In a few minutes I had got Stumpy's head back into the position
assigned it by Nature, had crowded his eyes in, and was going about
with a reassuring smile, helping the pious upon their feet. Not a word
was spoken; I took the lead, and we strode solemnly to camp, picking
up Lame Dave at the foot of his acclivity, played a little game for
Gus Jamison's horse and "calamities," then mounted our steeds,
departing thence. Three or four days afterward I ventured cautiously
upon a covert allusion to peculiar lakes, but the simultaneous
clicking of ten revolvers convinced me that I need not trouble myself
to pursue the subject.

* * * * *




STRINGING A BEAR.


"I was looking for my horse one morning, up in the San Joaquin
Valley," said old Sandy Fowler, absently stirring the camp fire, "when
I saw a big bull grizzly lying in the sunshine, picking his teeth with
his claws, and smiling, as if he said, 'You need not mind the horse,
old fellow; he's been found.' I at once gave a loud whoop, which I
thought would be heard by the boys in the camp, and prepared to string
the brute."

"Oh, I know how it goes," interrupted Smarty Mellor, as we called him;
"seen it done heaps o' times! Six or eight o' ye rides up to the b'ar,
and s'rounds him, every son-of-a-gun with a _riata_ a mile long, and
worries him till he gits his mad up, and while he's a-chasin' one
feller the others is a-goin' aeter him, and a-floorin' of him by
loopin' his feet as they comes up behind, and when he turns onto them
fellers the other chappy turns onto him, and puts another loop onto
his feet as they comes up behind, and then--"

"I bound my _riata_ tightly about my wrist," resumed old Sandy,
composedly, "so that the beast should not jerk away when I had got
him. Then I advanced upon him--very slowly, so as not to frighten him
away. Seeing me coming, he rose upon his haunches, to have a look at
me. He was about the size of a house--say a small two-storey house,
with a Mansard roof. I paused a moment, to take another turn of the
thong about my wrist.

"Again I moved obliquely forward, trying to look as if I were thinking
about the new waterworks in San Francisco, or the next presidential
election, so as not to frighten him away. The brute now rose squarely
upon end, with his paws suspended before him, like a dog begging for a
biscuit, and I thought what a very large biscuit he must be begging
for! Halting a moment, to see if the _riata_ was likely to cut into my
wrist, I perceived the beast had an inkling of my design, and was
trying stupidly to stretch his head up out of reach.

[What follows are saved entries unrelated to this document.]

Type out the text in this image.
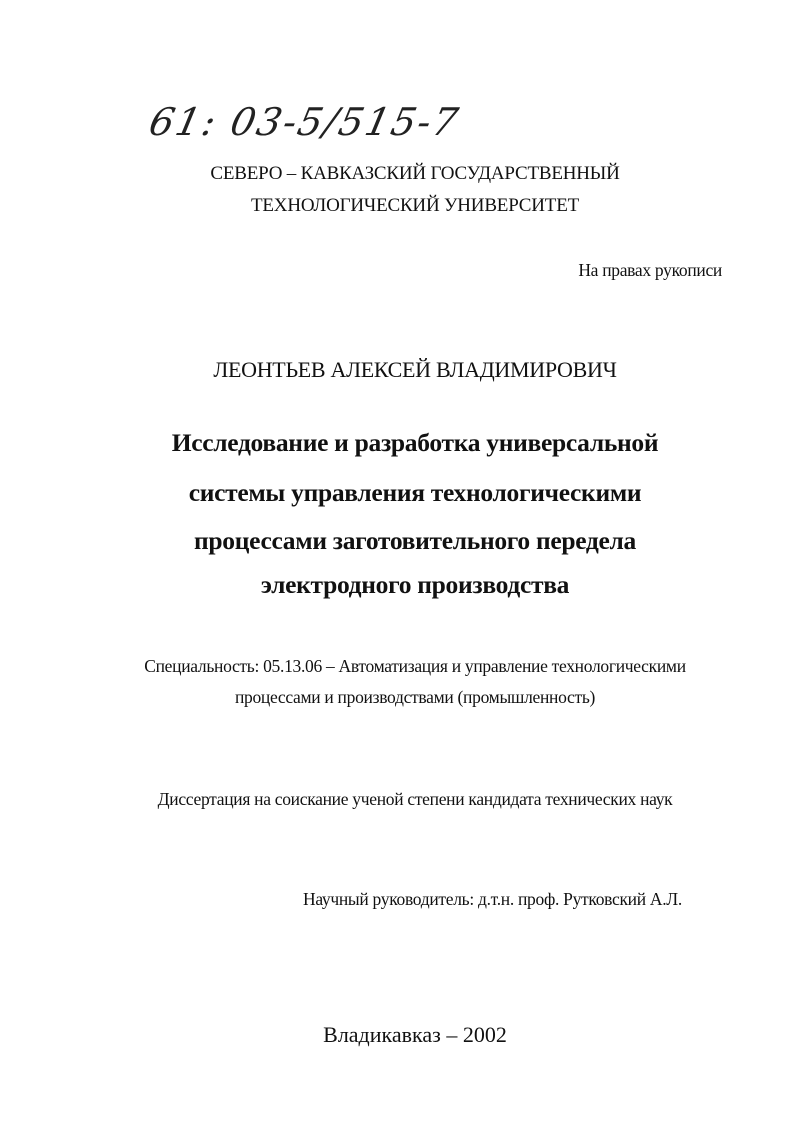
61: 03-5/515-7
СЕВЕРО – КАВКАЗСКИЙ ГОСУДАРСТВЕННЫЙ
ТЕХНОЛОГИЧЕСКИЙ УНИВЕРСИТЕТ
На правах рукописи
ЛЕОНТЬЕВ АЛЕКСЕЙ ВЛАДИМИРОВИЧ
Исследование и разработка универсальной
системы управления технологическими
процессами заготовительного передела
электродного производства
Специальность: 05.13.06 – Автоматизация и управление технологическими
процессами и производствами (промышленность)
Диссертация на соискание ученой степени кандидата технических наук
Научный руководитель: д.т.н. проф. Рутковский А.Л.
Владикавказ – 2002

"I now threw off all disguise, and whirled my cord with a wide
circular sweep, and in another moment it would have been very
unpleasant for Bruin, but somehow the line appeared to get foul. While
I was opening the noose, the animal settled upon his feet and came
toward me; but the moment he saw me begin to whirl again, he got
frightened, up-ended himself as before, and shut his eyes.

"Then I felt in my belt to see if my knife was there, when the bear
got down again and came forward, utterly regardless.

"Seeing he was frightened and trying to escape by coming so close I
could not have a fair fling at him, I dropped the noose on the ground
and walked away, trailing the line behind me. When it was all run out,
the rascal arrived at the loop. He first smelled it, then opened it
with his paws, and putting it about his neck, tilted up again, and
nodded significantly.

"I pulled out my knife, and severing the line at my wrist, walked
away, looking for some one to introduce me to Smarty Mellor."